The women who have stayed inside their traditions despite this — who have loved their faith enough to refuse to leave it to the men — are doing something both demanding and important. The female imam. The Catholic theologian arguing from scripture for women's ordination. The Muslim feminist scholar excavating the egalitarian core of early Islamic practice from beneath centuries of male jurisprudence. These are not anomalies. They are the long reclamation project that happens inside religion, and it is quietly ongoing.
The Honest Conversation
True encounter between traditions — not the polite kind, but the kind that might actually produce something — requires honesty about what each tradition has taken as well as what it has given. It requires Christians to sit with the history of crusade, colonialism, and missionary violence. It requires Muslims to engage unflinchingly with how women's autonomy has been curtailed in the name of faith in many communities. It requires everyone to acknowledge that the cosmological and cultural traditions that shape us — including the sixty-year zodiac — have not been neutral about women's place.
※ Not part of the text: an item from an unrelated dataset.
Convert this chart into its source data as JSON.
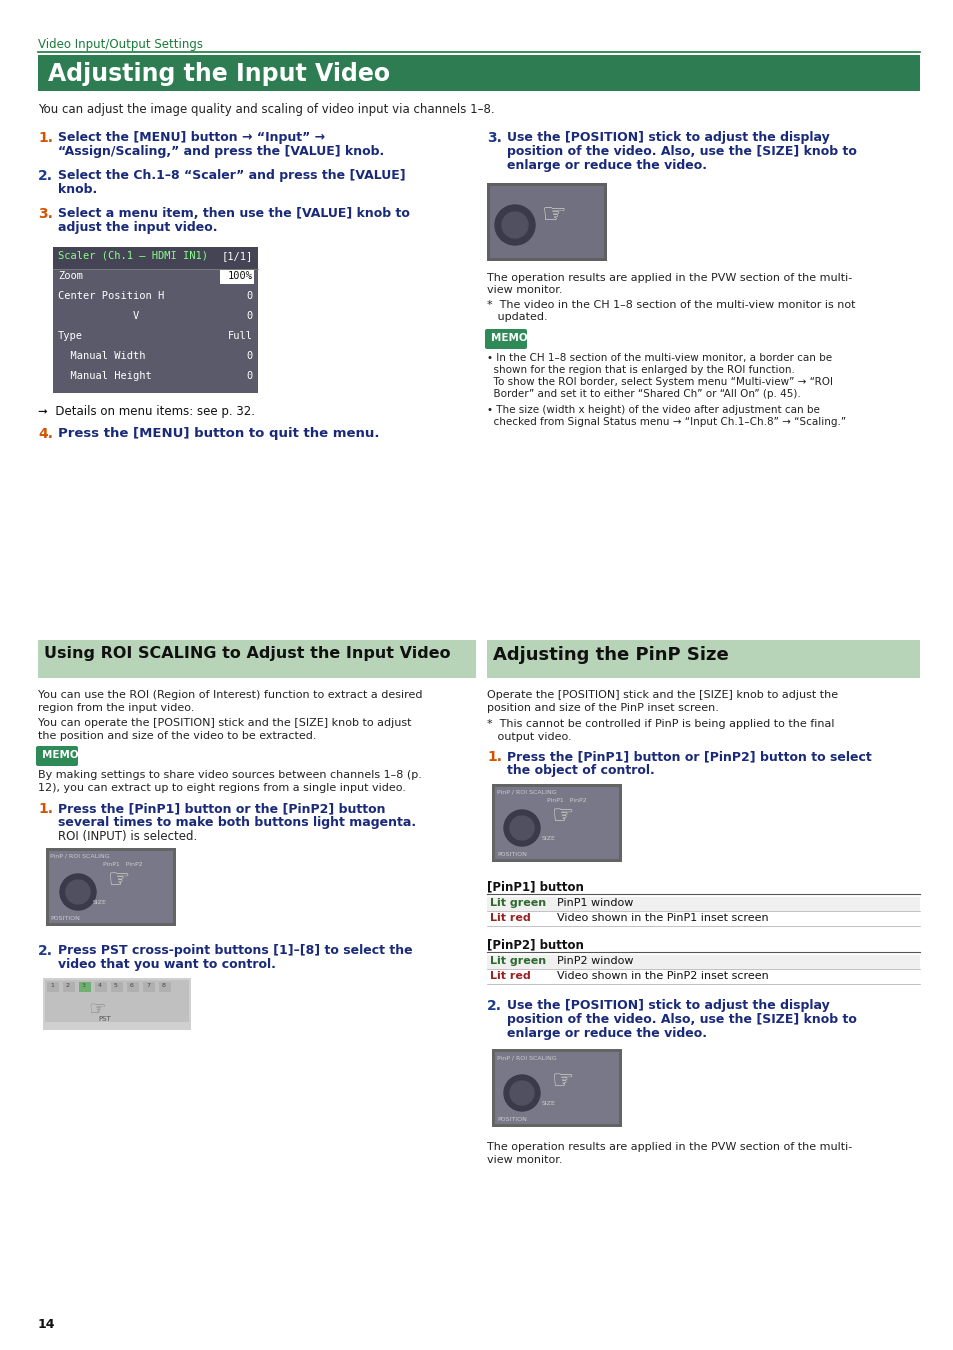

We are simultaneously in a Fire Horse year — a year that historically disrupts existing orders — and in two of the great seasons of religious introspection. That is an unusual alignment. Disruption and reflection at the same time. Momentum and stillness. Fire and ash.
Maybe that's the invitation: to bring the Fire Horse energy into the seasons of fasting. Not to burn everything down, but to ask, in the quiet that fasting creates, which parts of our traditions we have accepted as sacred that are actually just old, inherited fear of women who refuse to be small.
The ash says: you are dust.
The fast says: you are not only your hunger.
The Fire Horse says: now is not the time to play small.
All three might be right.
The women born in 1966 who were told they were too dangerous to exist grew up anyway. They are in their sixties now — the age of completion and rebirth in Chinese tradition. That seems worth noting.
As a woman in my fifties - I celebrate. Now is the time for woman around the globe. We will not be silenced.